The food falls on the side of comfort over creativity. And this is just what Legends’ customers want.
John and Peggy Weaver and their friend Kim Spinelli were enjoying a lunch when City Paper visited Legends last week. They praised the waitstaff as friendly and authentic and said consistency was why they love Legends.
“We have been coming here for years and never had a bad meal,” said Peggy Weaver.
“We need more restaurants like this,” said Spinelli. “It’s nothing flashy [and] not over the top expensive.”
Peggy also lauded the free slice of fudge served after every meal. It’s those touches that keep her coming back.
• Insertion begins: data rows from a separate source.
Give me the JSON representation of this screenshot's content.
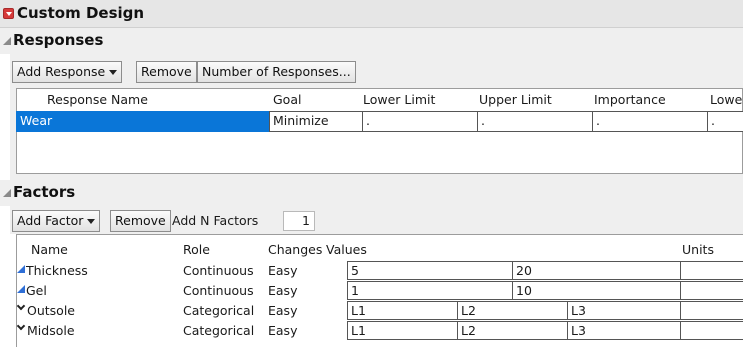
{
  "window": {
    "title": "Custom Design"
  },
  "responses": {
    "section_label": "Responses",
    "toolbar": {
      "add_response_label": "Add Response",
      "remove_label": "Remove",
      "number_of_responses_label": "Number of Responses..."
    },
    "columns": [
      "Response Name",
      "Goal",
      "Lower Limit",
      "Upper Limit",
      "Importance",
      "Lowe"
    ],
    "rows": [
      {
        "name": "Wear",
        "goal": "Minimize",
        "lower_limit": ".",
        "upper_limit": ".",
        "importance": ".",
        "lowe": "."
      }
    ]
  },
  "factors": {
    "section_label": "Factors",
    "toolbar": {
      "add_factor_label": "Add Factor",
      "remove_label": "Remove",
      "add_n_factors_label": "Add N Factors",
      "n_factors_value": "1"
    },
    "columns": [
      "Name",
      "Role",
      "Changes",
      "Values",
      "Units"
    ],
    "rows": [
      {
        "icon": "continuous-factor-icon",
        "name": "Thickness",
        "role": "Continuous",
        "changes": "Easy",
        "values": [
          "5",
          "20"
        ]
      },
      {
        "icon": "continuous-factor-icon",
        "name": "Gel",
        "role": "Continuous",
        "changes": "Easy",
        "values": [
          "1",
          "10"
        ]
      },
      {
        "icon": "categorical-factor-icon",
        "name": "Outsole",
        "role": "Categorical",
        "changes": "Easy",
        "values": [
          "L1",
          "L2",
          "L3"
        ]
      },
      {
        "icon": "categorical-factor-icon",
        "name": "Midsole",
        "role": "Categorical",
        "changes": "Easy",
        "values": [
          "L1",
          "L2",
          "L3"
        ]
      }
    ]
  },
  "colors": {
    "selection": "#0a76d8",
    "red_menu": "#d63a3a",
    "continuous_icon": "#2f6fd6",
    "panel_bg": "#efefef"
  }
}
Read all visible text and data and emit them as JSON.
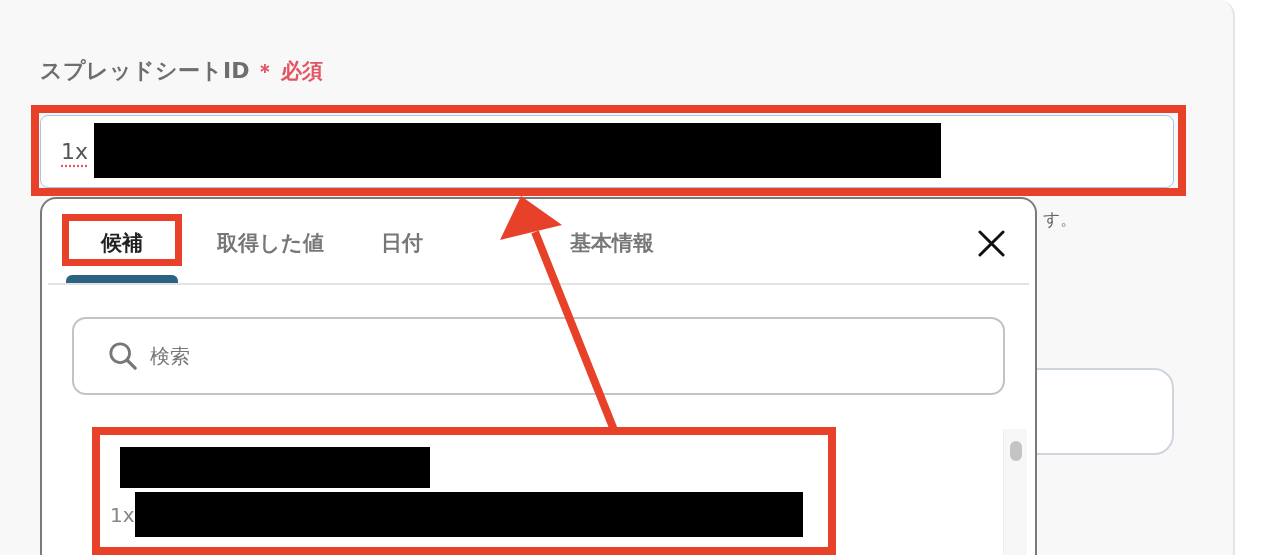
{
  "field": {
    "label": "スプレッドシートID",
    "required_mark": "＊",
    "required_text": "必須",
    "value": "1x",
    "value_redacted": true
  },
  "hint": {
    "text": "す。"
  },
  "popup": {
    "tabs": [
      {
        "label": "候補",
        "selected": true
      },
      {
        "label": "取得した値",
        "selected": false
      },
      {
        "label": "日付",
        "selected": false
      },
      {
        "label": "基本情報",
        "selected": false
      }
    ],
    "search": {
      "placeholder": "検索"
    },
    "items": [
      {
        "subtitle": "1x",
        "redacted": true
      }
    ]
  }
}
That commitment makes Legends work for customers, but tradition isn’t the restaurant’s only focus. Gault says 75 percent of Legends is about avoiding drastic changes. The other 25 percent is about shifting towards different strategies.
Gault says he regularly picks up produce at the North Side farmers market during the summer, something that wasn’t even available a decade ago. Legends runs a food truck called Cool Beans that does what Gault calls “upscale carnival food.” Legends has also partnered with Uber Eats to boost its take-out service.
But focus on the old school has paid off for Legends. While trendier restaurants serve octopus tacos as a way to stand out, Legends distinguishes itself with Spots Romano, a pan-fried bass entree that is a holdover to an earlier era. Spots Romano remains one of Legends’ most-popular dishes and customers are sometimes shocked a restaurant still serves it.
Gault does not see a competition between old and new. Restaurants like Legends prove there are scores of hungry customers looking for comfort and consistency when dining out. There is still a strong market for Legends’ style of food and service, even if old school eateries don’t always garner a lot of attention.